My daughter is loud. She loves to read and play outside and eat French fries and help me cook dinner. She adores her mommy and her big brother and her friends. She's as happy playing Power Rangers or light sabers as she is playing with her toy kitchen and bringing me pretend coffee or a warm slice of make-believe pie.
Oh, and she fucking LOVES pink. And she loves purple. And she loves her baby dolls and she loves princesses.
And she can KICK YOUR ASS.
So for all the anti-pink stormtroopers out there who have gotten it in their progressive little heads that doing and loving stereotypically girly things and being a smart and kind and all-around-awesome little girl are somehow mutually exclusive, here's fifty Internet bucks to go buy a clue. I didn't tell her to love pink dresses. I didn't reward her with cheese each time she picked up the pink crayon in her chubby little fingers or zap her with little electric shocks every time she plucked the blue one out of the box. It's who she is.
Every day, I see some new article or blog post from some pseudo-intellectual about how This Pink Thing or That Doll Thing is ruining girls and their self-image and teaching them that they are secondary life forms and putting them on an express train to Stripperville. The same people who cheer boys who love pink and purple to show how open-minded they are also robotically condemn parents who supply their girls with a pink doll, as though I've given my daughter a pixie stick of crystal meth. And I think about my brilliant, beautiful little girl, and it makes me angry.
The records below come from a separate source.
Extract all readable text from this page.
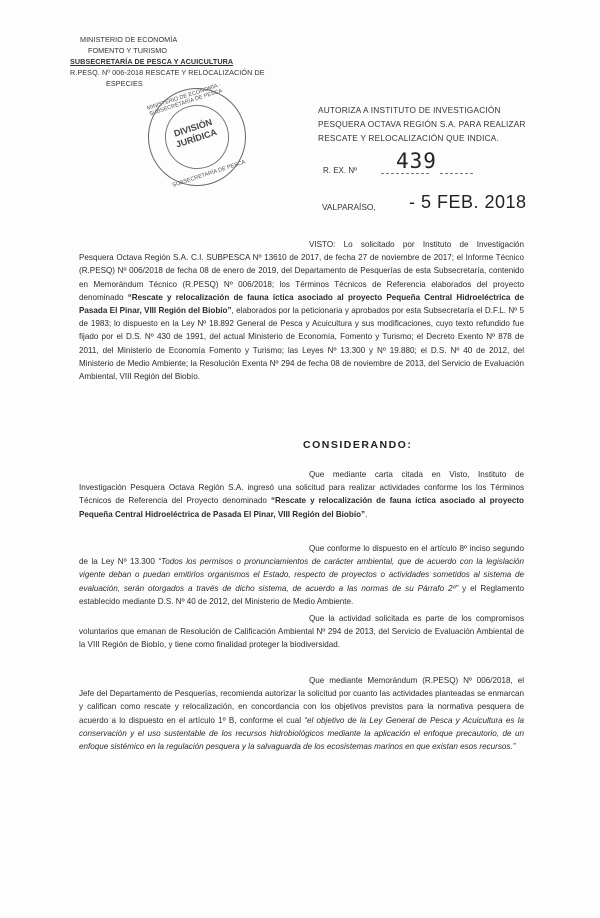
MINISTERIO DE ECONOMÍA
FOMENTO Y TURISMO
SUBSECRETARÍA DE PESCA Y ACUICULTURA
R.PESQ. Nº 006-2018 RESCATE Y RELOCALIZACIÓN DE
ESPECIES MINISTERIO DE ECONOMÍA · SUBSECRETARÍA DE PESCA
DIVISIÓN JURÍDICA
SUBSECRETARÍA DE PESCA
AUTORIZA A INSTITUTO DE INVESTIGACIÓN PESQUERA OCTAVA REGIÓN S.A. PARA REALIZAR RESCATE Y RELOCALIZACIÓN QUE INDICA.
R. EX. Nº 439
VALPARAÍSO, - 5 FEB. 2018
VISTO: Lo solicitado por Instituto de Investigación Pesquera Octava Región S.A. C.I. SUBPESCA Nº 13610 de 2017, de fecha 27 de noviembre de 2017; el Informe Técnico (R.PESQ) Nº 006/2018 de fecha 08 de enero de 2019, del Departamento de Pesquerías de esta Subsecretaría, contenido en Memorándum Técnico (R.PESQ) Nº 006/2018; los Términos Técnicos de Referencia elaborados del proyecto denominado “Rescate y relocalización de fauna íctica asociado al proyecto Pequeña Central Hidroeléctrica de Pasada El Pinar, VIII Región del Biobío”, elaborados por la peticionaria y aprobados por esta Subsecretaría el D.F.L. Nº 5 de 1983; lo dispuesto en la Ley Nº 18.892 General de Pesca y Acuicultura y sus modificaciones, cuyo texto refundido fue fijado por el D.S. Nº 430 de 1991, del actual Ministerio de Economía, Fomento y Turismo; el Decreto Exento Nº 878 de 2011, del Ministerio de Economía Fomento y Turismo; las Leyes Nº 13.300 y Nº 19.880; el D.S. Nº 40 de 2012, del Ministerio de Medio Ambiente; la Resolución Exenta Nº 294 de fecha 08 de noviembre de 2013, del Servicio de Evaluación Ambiental, VIII Región del Biobío.
CONSIDERANDO:
Que mediante carta citada en Visto, Instituto de Investigación Pesquera Octava Región S.A. ingresó una solicitud para realizar actividades conforme los los Términos Técnicos de Referencia del Proyecto denominado “Rescate y relocalización de fauna íctica asociado al proyecto Pequeña Central Hidroeléctrica de Pasada El Pinar, VIII Región del Biobío”.
Que conforme lo dispuesto en el artículo 8º inciso segundo de la Ley Nº 13.300 “Todos los permisos o pronunciamientos de carácter ambiental, que de acuerdo con la legislación vigente deban o puedan emitirlos organismos el Estado, respecto de proyectos o actividades sometidos al sistema de evaluación, serán otorgados a través de dicho sistema, de acuerdo a las normas de su Párrafo 2º” y el Reglamento establecido mediante D.S. Nº 40 de 2012, del Ministerio de Medio Ambiente.
Que la actividad solicitada es parte de los compromisos voluntarios que emanan de Resolución de Calificación Ambiental Nº 294 de 2013, del Servicio de Evaluación Ambiental de la VIII Región de Biobío, y tiene como finalidad proteger la biodiversidad.
Que mediante Memorándum (R.PESQ) Nº 006/2018, el Jefe del Departamento de Pesquerías, recomienda autorizar la solicitud por cuanto las actividades planteadas se enmarcan y califican como rescate y relocalización, en concordancia con los objetivos previstos para la normativa pesquera de acuerdo a lo dispuesto en el artículo 1º B, conforme el cual “el objetivo de la Ley General de Pesca y Acuicultura es la conservación y el uso sustentable de los recursos hidrobiológicos mediante la aplicación el enfoque precautorio, de un enfoque sistémico en la regulación pesquera y la salvaguarda de los ecosistemas marinos en que existan esos recursos.”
Angry that somehow, people have yet again forgotten that it doesn't matter what any kid (boy OR girl) wears or what toys they play with or what color they love. All that matters is what my wife and I teach my daughter about life and working hard and believing in herself. Same goes for my son. I mean, it's not that hard, really. I'm not splitting the atom with this. She likes pink because SHE LIKES PINK.
If my son liked pink and playing dress-up, the "all that matters" thing would be exactly the same.
But it seems like we've become so obsessed with finding some quickie band-aid fix for the problems that kids face growing up that we've lost sight of the fact that there really isn't a set of grayscale, hemp-wrapped hoops that a little girl must jump through as a prerequisite to becoming an independent, strong and self-assured woman. Rest assured, you pop-psychology-reading, truffle-eating critics, I'll be teaching her the same things I teach my son, I'll be expecting the same things I expect from my son, and I'll be pushing her to follow her dreams the way I'll push my son -- who, by the way, is equally smart and kind and funny and would, if he could, round up every pink item in our house and shoot them all into outer space.
So please, the next time you see a little girl who looks like she's vomited pink and you wonder how will she ever make it in this world, remember -- that's probably my kid, and she'll probably be operating on your decrepit, judgmental ass in 25 years.
With a pink Disney princess scalpel.